Ada melodi halus yang berakar dalam kata ESCOMBROS, lebih menyakitkan daripada bunyi padanannya yang tidak sempurna: serpihan, puing-puing, atau reruntuhan. Nada yang menyedihkan bergema dari residu struktur fisik yang pernah berdiri di atas kakinya sendiri, utuh dan tenteram. Bisakah kau mendengarnya? Suara mereka tidak dapat dipahami, terbuat dari fragmen yang terputus, jejak dari bagian sejarah dan subjektivitas yang terus berubah, mengulurkan visi yang tidak diketahui dan yang mungkin, dan beribu-ribu mungkin-telah-telah. Melodi itu berubah menjadi teriakan bisu untuk diungkapkan—bagaimana tindakan hidup mereka? Apa yang pernah berdiri di sini, di reruntuhan ini, sebelum hilang jejaknya?
Kami memulai perjalanannya melalui portal yang terdiri dari reruntuhan anakronik —situs ziarah kami—sebuah pondasi baja tunggal yang berdiri tegak dan lengang di Jalan Letjen Suprapto, No. 27, vis-à-vis Gereja Blenduk di Kota Lama Semarang, Indonesia. Sebuah tempat yang ditakdirkan oleh nasib untuk tetap tak dikenal, masa lalunya tertutup dalam ubinnya, di tengah-tengah lanskap warisan arsitektur kolonial yang hancur. Betapa ironisnya berdiri menghadap struktur ‘modern’ ini, yang ditangguhkan di sini sebagai tanda kegagalan kita untuk mengingat, atau sebagai suatu keniscayaan dari kelupaanpelupaan kita?
Tahun 1950-an, kala itu di Purwodinatan No. 27, sebuah toko buku bernama LIONG berhasil beroperasi sebagai pusat kebutuhan sekolah, buku, dan barang dagangan impor lainnya, sementara juga secara independen menerbitkan beberapa buku komik yang paling berkesan dalam sejarah Indonesia.
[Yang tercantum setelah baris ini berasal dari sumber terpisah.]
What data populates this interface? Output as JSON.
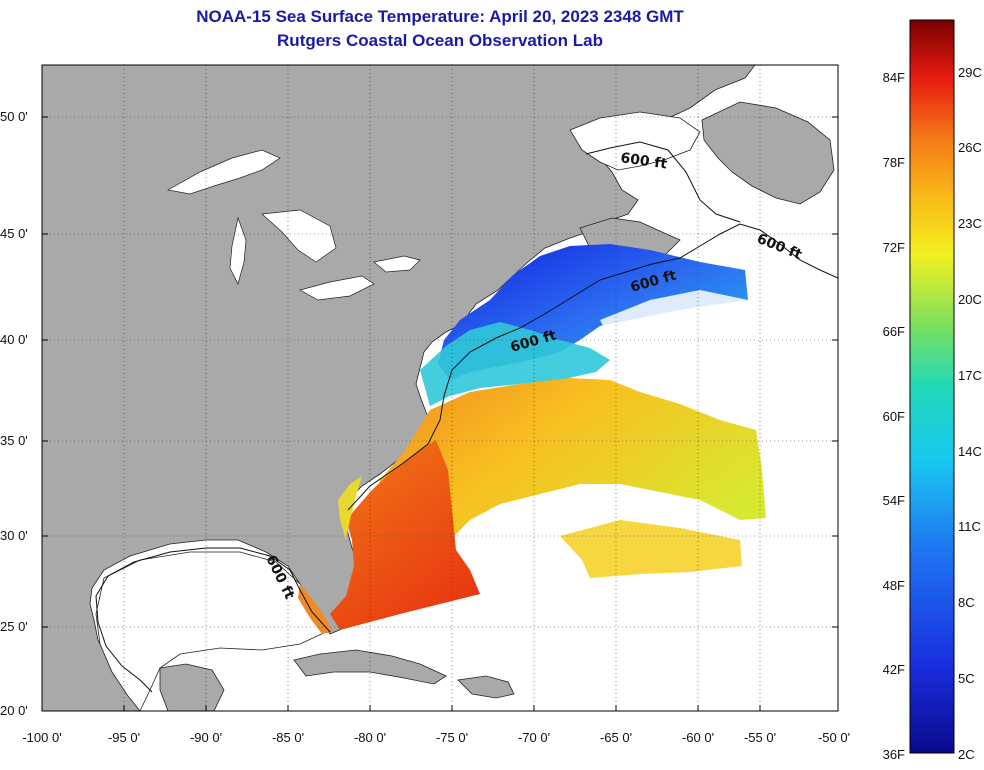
{
  "title": {
    "line1": "NOAA-15 Sea Surface Temperature:  April 20, 2023 2348 GMT",
    "line2": "Rutgers Coastal Ocean Observation Lab"
  },
  "axes": {
    "lat_labels": [
      "50 0'",
      "45 0'",
      "40 0'",
      "35 0'",
      "30 0'",
      "25 0'",
      "20 0'"
    ],
    "lon_labels": [
      "-100 0'",
      "-95 0'",
      "-90 0'",
      "-85 0'",
      "-80 0'",
      "-75 0'",
      "-70 0'",
      "-65 0'",
      "-60 0'",
      "-55 0'",
      "-50 0'"
    ]
  },
  "contour_label": "600 ft",
  "colorbar": {
    "fahrenheit": [
      "84F",
      "78F",
      "72F",
      "66F",
      "60F",
      "54F",
      "48F",
      "42F",
      "36F"
    ],
    "celsius": [
      "29C",
      "26C",
      "23C",
      "20C",
      "17C",
      "14C",
      "11C",
      "8C",
      "5C",
      "2C"
    ]
  },
  "colors": {
    "land": "#a9a9a9",
    "title": "#1a1aa6",
    "no_data": "#ffffff"
  }
}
Pembuatnya LIE Djoen Liem dan ONG King Nio tidak pernah tahu seberapa jauh komik mereka mencapai pembaca atau dampak yang mereka miliki pada generasi yang akan mengikuti. Pada tahun 1958, keluarga itu tiba-tiba bermigrasi ke Brasil yang jauh, impian mereka menghilang ke udara, mungkin sama seperti impian orang-orang yang tinggal di sini pada saat itu. Mereka tidak pernah melihat ke belakang.
Dari reruntuhan sebuah rumah dan serpihan identitas yang ditinggalkan, puing-puing anakronik tersebut mengadakan refleksi disintegrasi bertahap dari kemajemukan sosial, ditukar dengan cita-cita nasionalisasi yang nativis, dan keresahan hidup sebagai minoritas terhadap rasa diskriminatif kebangsaan. Sementara kami berdiri kecil di depan pilar-pilar masif ini, beragam paradoks identitas tampak.Apa yang bisa kami pelajari dari escombros yang ditinggalkan oleh kakek-nenek kami dan sejarah yang mencabut mereka? Bisakah kita menguraikan proses melupakan yang tak terhindarkan, diperumit oleh lapisan marginalisasi dan penghapusan?